Integration challenges from migrant/refugees perspective

Integration challenges from migrant/refugees perspective


In the frame of the project focus groups with migrants/refugees were carried out in each partner country. The aim of these focus groups was to collect information on the migrants’/refugees’ needs and expectations with regards to the expected outputs/deliverables of the project and how these could be a supportive mechanism to their needs. Totally 38 persons representing 19 different countries of origin were interviewed.

Among various topics discussed during the focus groups the most common integration challenges were identified. These are: the language barrier, bureaucratic hardships related to migration and integration, challenges in finding a stable job, negative attitudes and prejudices towards migrants, difficulties in establishing relationships with the locals.

The language barrier

The language barrier was described as the most challenging factor to successful integration by nearly all migrants/refugees who took part in focus groups. Its significance by informants in Lithuania and Italy was linked to situations in which migrants face obstacles in communicating with the local people and establishing solid relationships with them.
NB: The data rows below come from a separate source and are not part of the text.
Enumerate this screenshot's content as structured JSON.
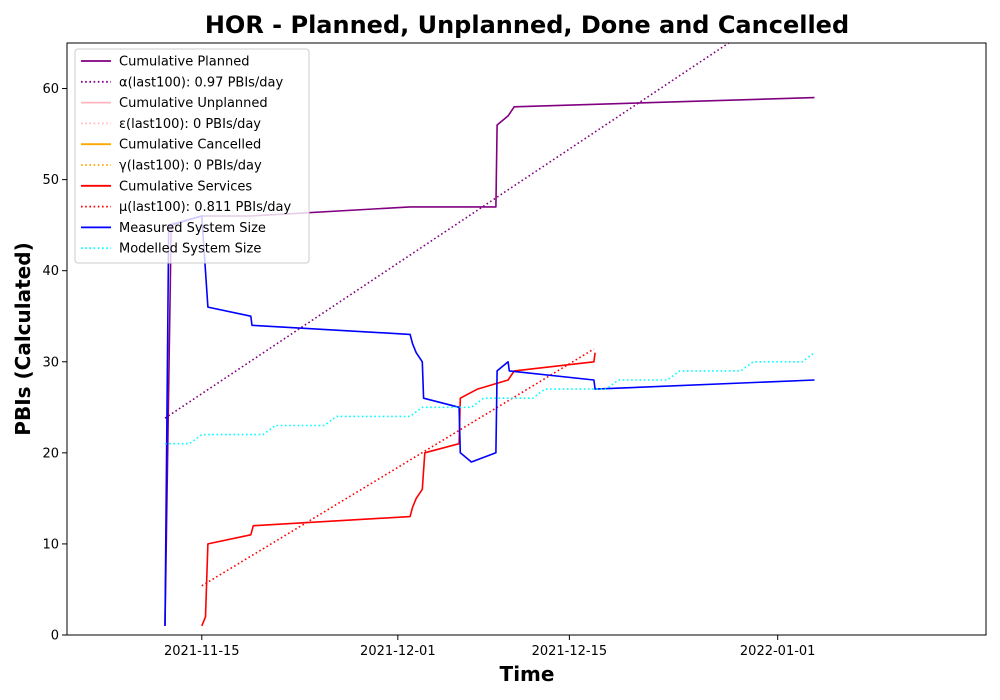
{
  "chart_data": {
    "type": "line",
    "title": "HOR - Planned, Unplanned, Done  and Cancelled",
    "xlabel": "Time",
    "ylabel": "PBIs (Calculated)",
    "xlim": [
      "2021-11-04",
      "2022-01-18"
    ],
    "ylim": [
      0,
      65
    ],
    "x_ticks": [
      "2021-11-15",
      "2021-12-01",
      "2021-12-15",
      "2022-01-01"
    ],
    "y_ticks": [
      0,
      10,
      20,
      30,
      40,
      50,
      60
    ],
    "grid": false,
    "legend_position": "upper-left",
    "series": [
      {
        "name": "Cumulative Planned",
        "color": "#800080",
        "style": "solid",
        "points": [
          [
            "2021-11-12",
            1
          ],
          [
            "2021-11-12.5",
            45
          ],
          [
            "2021-11-15",
            46
          ],
          [
            "2021-11-19",
            46
          ],
          [
            "2021-12-02",
            47
          ],
          [
            "2021-12-09",
            47
          ],
          [
            "2021-12-09.1",
            56
          ],
          [
            "2021-12-10",
            57
          ],
          [
            "2021-12-10.5",
            58
          ],
          [
            "2022-01-04",
            59
          ]
        ]
      },
      {
        "name": "α(last100): 0.97 PBIs/day",
        "color": "#800080",
        "style": "dotted",
        "points": [
          [
            "2021-11-12",
            23.8
          ],
          [
            "2021-12-28",
            65
          ]
        ]
      },
      {
        "name": "Cumulative Unplanned",
        "color": "#ffb6c1",
        "style": "solid",
        "points": []
      },
      {
        "name": "ε(last100): 0 PBIs/day",
        "color": "#ffb6c1",
        "style": "dotted",
        "points": []
      },
      {
        "name": "Cumulative Cancelled",
        "color": "#ffa500",
        "style": "solid",
        "points": []
      },
      {
        "name": "γ(last100): 0 PBIs/day",
        "color": "#ffa500",
        "style": "dotted",
        "points": []
      },
      {
        "name": "Cumulative Services",
        "color": "#ff0000",
        "style": "solid",
        "points": [
          [
            "2021-11-15",
            1
          ],
          [
            "2021-11-15.3",
            2
          ],
          [
            "2021-11-15.5",
            10
          ],
          [
            "2021-11-19",
            11
          ],
          [
            "2021-11-19.2",
            12
          ],
          [
            "2021-12-02",
            13
          ],
          [
            "2021-12-02.2",
            14
          ],
          [
            "2021-12-02.5",
            15
          ],
          [
            "2021-12-03",
            16
          ],
          [
            "2021-12-03.2",
            20
          ],
          [
            "2021-12-06",
            21
          ],
          [
            "2021-12-06.1",
            26
          ],
          [
            "2021-12-07.5",
            27
          ],
          [
            "2021-12-10",
            28
          ],
          [
            "2021-12-10.5",
            29
          ],
          [
            "2021-12-17",
            30
          ],
          [
            "2021-12-17.1",
            31
          ]
        ]
      },
      {
        "name": "μ(last100): 0.811 PBIs/day",
        "color": "#ff0000",
        "style": "dotted",
        "points": [
          [
            "2021-11-15",
            5.4
          ],
          [
            "2021-12-17",
            31.4
          ]
        ]
      },
      {
        "name": "Measured System Size",
        "color": "#0000ff",
        "style": "solid",
        "points": [
          [
            "2021-11-12",
            1
          ],
          [
            "2021-11-12.3",
            45
          ],
          [
            "2021-11-15",
            46
          ],
          [
            "2021-11-15.5",
            36
          ],
          [
            "2021-11-19",
            35
          ],
          [
            "2021-11-19.1",
            34
          ],
          [
            "2021-12-02",
            33
          ],
          [
            "2021-12-02.2",
            32
          ],
          [
            "2021-12-02.5",
            31
          ],
          [
            "2021-12-03",
            30
          ],
          [
            "2021-12-03.1",
            26
          ],
          [
            "2021-12-06",
            25
          ],
          [
            "2021-12-06.1",
            20
          ],
          [
            "2021-12-07",
            19
          ],
          [
            "2021-12-09",
            20
          ],
          [
            "2021-12-09.1",
            29
          ],
          [
            "2021-12-10",
            30
          ],
          [
            "2021-12-10.1",
            29
          ],
          [
            "2021-12-17",
            28
          ],
          [
            "2021-12-17.1",
            27
          ],
          [
            "2022-01-04",
            28
          ]
        ]
      },
      {
        "name": "Modelled System Size",
        "color": "#00ffff",
        "style": "dotted",
        "points": [
          [
            "2021-11-12",
            21
          ],
          [
            "2021-11-14",
            21
          ],
          [
            "2021-11-15",
            22
          ],
          [
            "2021-11-20",
            22
          ],
          [
            "2021-11-21",
            23
          ],
          [
            "2021-11-25",
            23
          ],
          [
            "2021-11-26",
            24
          ],
          [
            "2021-12-02",
            24
          ],
          [
            "2021-12-03",
            25
          ],
          [
            "2021-12-07",
            25
          ],
          [
            "2021-12-08",
            26
          ],
          [
            "2021-12-12",
            26
          ],
          [
            "2021-12-13",
            27
          ],
          [
            "2021-12-18",
            27
          ],
          [
            "2021-12-19",
            28
          ],
          [
            "2021-12-23",
            28
          ],
          [
            "2021-12-24",
            29
          ],
          [
            "2021-12-29",
            29
          ],
          [
            "2021-12-30",
            30
          ],
          [
            "2022-01-03",
            30
          ],
          [
            "2022-01-04",
            31
          ]
        ]
      }
    ]
  }
}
The lack of local language skills hinders the whole integration process as migrants need to put extra effort in proving their willingness and ability to integrate. As informants in Italy point out, it is best demonstrated in situations where migrants who cannot speak the local language need to find a stable job and so secure their stay in the country. Bureaucratic hardships related to migration and integration Prolonged formal procedures, requirements beyond abilities of migrants, administrative burdens, and provision of conflicting information by formal/informal authorities have been described as challenges by migrants. Specific bureaucratic challenges are more often faced by students and refugees. For example, Lithuanian focus groups’ participants disclosed about difficulties in opening a bank account, limited opportunities to join the labour market (especially previously, when Master students could work only part time), limited access to health care services (due to the lack of medical insurance students can receive medical assistance only in case of emergency), to get a scholarship if a person is not from Belarus or EU–country.
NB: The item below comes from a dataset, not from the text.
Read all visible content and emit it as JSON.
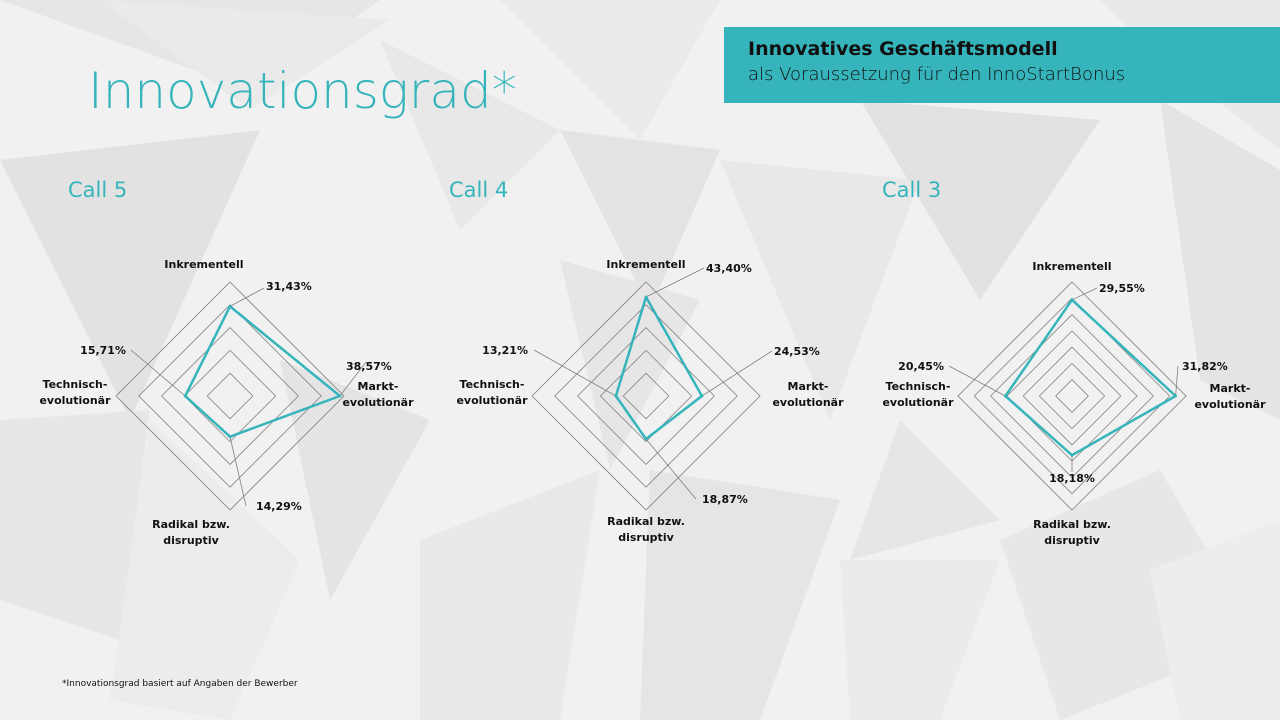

However, informants in Austria noticed that the status of a student may open up greater support in terms of social network through their university compared to people who came for employment or asylum, making the integration much easier. Challenges in finding a stable job This group of obstacles relates to not only efforts burdened in finding an employment, but also in the lack of opportunities for migrants in regard to their qualifications possessed, the jobs that may not correspond their expectations or limited opportunities to change the employer. For example, informants mentioned the lack of jobs as a major obstacle to integration in Italy. In particular, it is very difficult to enter the market in a legal way (i.e., with a regular contract). It was also mentioned that even if you can find a job in Italy as an immigrant, most often it is not the job you are qualified for or the job you wished you could do originally. Negative attitudes and prejudices towards migrants Such attitudes may be held by both the local community members and service providers and create a hostile environment unfriendly to migrants. Informants in Austria, Italy and Spain pointed out that in some contexts, migrants are perceived as “inferior” ones, outsiders, or guests, are labelled as “job–thieves”, “people in constant need of help” and as coming to the countries to live from subsidies.
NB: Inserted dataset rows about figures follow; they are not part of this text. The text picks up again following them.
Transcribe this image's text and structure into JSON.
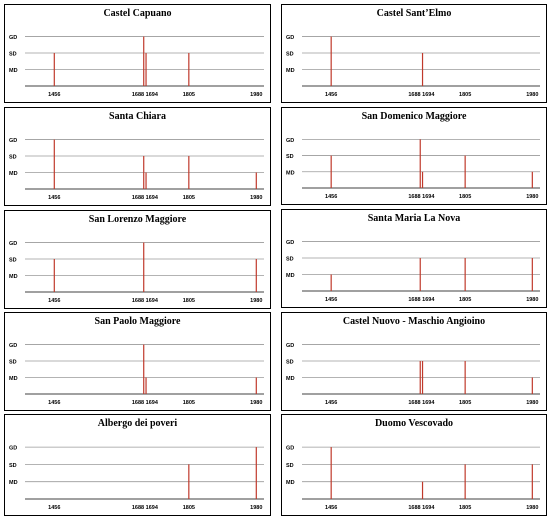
{
  "chart_data": [
    {
      "type": "bar",
      "title": "Castel Capuano",
      "x": [
        1456,
        1688,
        1694,
        1805
      ],
      "values": [
        2,
        3,
        2,
        2
      ],
      "xticks": [
        "1456",
        "1688 1694",
        "1805",
        "1980"
      ],
      "yticks": [
        "MD",
        "SD",
        "GD"
      ],
      "xlim": [
        1380,
        2000
      ],
      "ylim": [
        0,
        3
      ]
    },
    {
      "type": "bar",
      "title": "Castel Sant’Elmo",
      "x": [
        1456,
        1694
      ],
      "values": [
        3,
        2
      ],
      "xticks": [
        "1456",
        "1688 1694",
        "1805",
        "1980"
      ],
      "yticks": [
        "MD",
        "SD",
        "GD"
      ],
      "xlim": [
        1380,
        2000
      ],
      "ylim": [
        0,
        3
      ]
    },
    {
      "type": "bar",
      "title": "Santa Chiara",
      "x": [
        1456,
        1688,
        1694,
        1805,
        1980
      ],
      "values": [
        3,
        2,
        1,
        2,
        1
      ],
      "xticks": [
        "1456",
        "1688 1694",
        "1805",
        "1980"
      ],
      "yticks": [
        "MD",
        "SD",
        "GD"
      ],
      "xlim": [
        1380,
        2000
      ],
      "ylim": [
        0,
        3
      ]
    },
    {
      "type": "bar",
      "title": "San Domenico Maggiore",
      "x": [
        1456,
        1688,
        1694,
        1805,
        1980
      ],
      "values": [
        2,
        3,
        1,
        2,
        1
      ],
      "xticks": [
        "1456",
        "1688 1694",
        "1805",
        "1980"
      ],
      "yticks": [
        "MD",
        "SD",
        "GD"
      ],
      "xlim": [
        1380,
        2000
      ],
      "ylim": [
        0,
        3
      ]
    },
    {
      "type": "bar",
      "title": "San Lorenzo Maggiore",
      "x": [
        1456,
        1688,
        1980
      ],
      "values": [
        2,
        3,
        2
      ],
      "xticks": [
        "1456",
        "1688 1694",
        "1805",
        "1980"
      ],
      "yticks": [
        "MD",
        "SD",
        "GD"
      ],
      "xlim": [
        1380,
        2000
      ],
      "ylim": [
        0,
        3
      ]
    },
    {
      "type": "bar",
      "title": "Santa Maria La Nova",
      "x": [
        1456,
        1688,
        1805,
        1980
      ],
      "values": [
        1,
        2,
        2,
        2
      ],
      "xticks": [
        "1456",
        "1688 1694",
        "1805",
        "1980"
      ],
      "yticks": [
        "MD",
        "SD",
        "GD"
      ],
      "xlim": [
        1380,
        2000
      ],
      "ylim": [
        0,
        3
      ]
    },
    {
      "type": "bar",
      "title": "San Paolo Maggiore",
      "x": [
        1688,
        1694,
        1980
      ],
      "values": [
        3,
        1,
        1
      ],
      "xticks": [
        "1456",
        "1688 1694",
        "1805",
        "1980"
      ],
      "yticks": [
        "MD",
        "SD",
        "GD"
      ],
      "xlim": [
        1380,
        2000
      ],
      "ylim": [
        0,
        3
      ]
    },
    {
      "type": "bar",
      "title": "Castel Nuovo - Maschio Angioino",
      "x": [
        1688,
        1694,
        1805,
        1980
      ],
      "values": [
        2,
        2,
        2,
        1
      ],
      "xticks": [
        "1456",
        "1688 1694",
        "1805",
        "1980"
      ],
      "yticks": [
        "MD",
        "SD",
        "GD"
      ],
      "xlim": [
        1380,
        2000
      ],
      "ylim": [
        0,
        3
      ]
    },
    {
      "type": "bar",
      "title": "Albergo dei poveri",
      "x": [
        1805,
        1980
      ],
      "values": [
        2,
        3
      ],
      "xticks": [
        "1456",
        "1688 1694",
        "1805",
        "1980"
      ],
      "yticks": [
        "MD",
        "SD",
        "GD"
      ],
      "xlim": [
        1380,
        2000
      ],
      "ylim": [
        0,
        3
      ]
    },
    {
      "type": "bar",
      "title": "Duomo Vescovado",
      "x": [
        1456,
        1694,
        1805,
        1980
      ],
      "values": [
        3,
        1,
        2,
        2
      ],
      "xticks": [
        "1456",
        "1688 1694",
        "1805",
        "1980"
      ],
      "yticks": [
        "MD",
        "SD",
        "GD"
      ],
      "xlim": [
        1380,
        2000
      ],
      "ylim": [
        0,
        3
      ]
    }
  ],
  "colors": {
    "bar": "#c0392b",
    "grid": "#9a9a9a",
    "axis": "#000000",
    "border": "#000000"
  }
}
As informants in Austria put it – migrants are expected to be naturally grateful for being in host countries and supposed to demonstrate respect. Such an environment may lead to questioning as to where people belong, as they do not feel at home anymore, but they are perceived as guests in the host country. Difficulties in establishing relationships with the locals Focus groups’ participants talked about the persistent difficulties in creating a relationship with local people due to language barrier and cultural differences, perceived sense of loneliness and social isolation. For example, in Austria, some referred to difficulties in finding common interests with the locals making them hold on to their own community. Hence, interaction with the local society and “finding people that you can trust” can be quite a challenge for migrants.

In the Netherlands, the lack of a social network, absence of friends, the family far away and the loneliness this produces constituted a serious obstacle. Interestingly, as an informant in Italy noticed, social isolation can be rooted in a geographical isolation, namely, the reception centre which is distanced. The participant disclosed that when he arrived in Italy, he was sent to a reception centre which was far away from any major city. This geographic isolation represented an important obstacle to him as he could not meet anybody other than the other migrants living in the centre. In particular, he could not meet any local person, and this made him feel socially and emotionally isolated as well.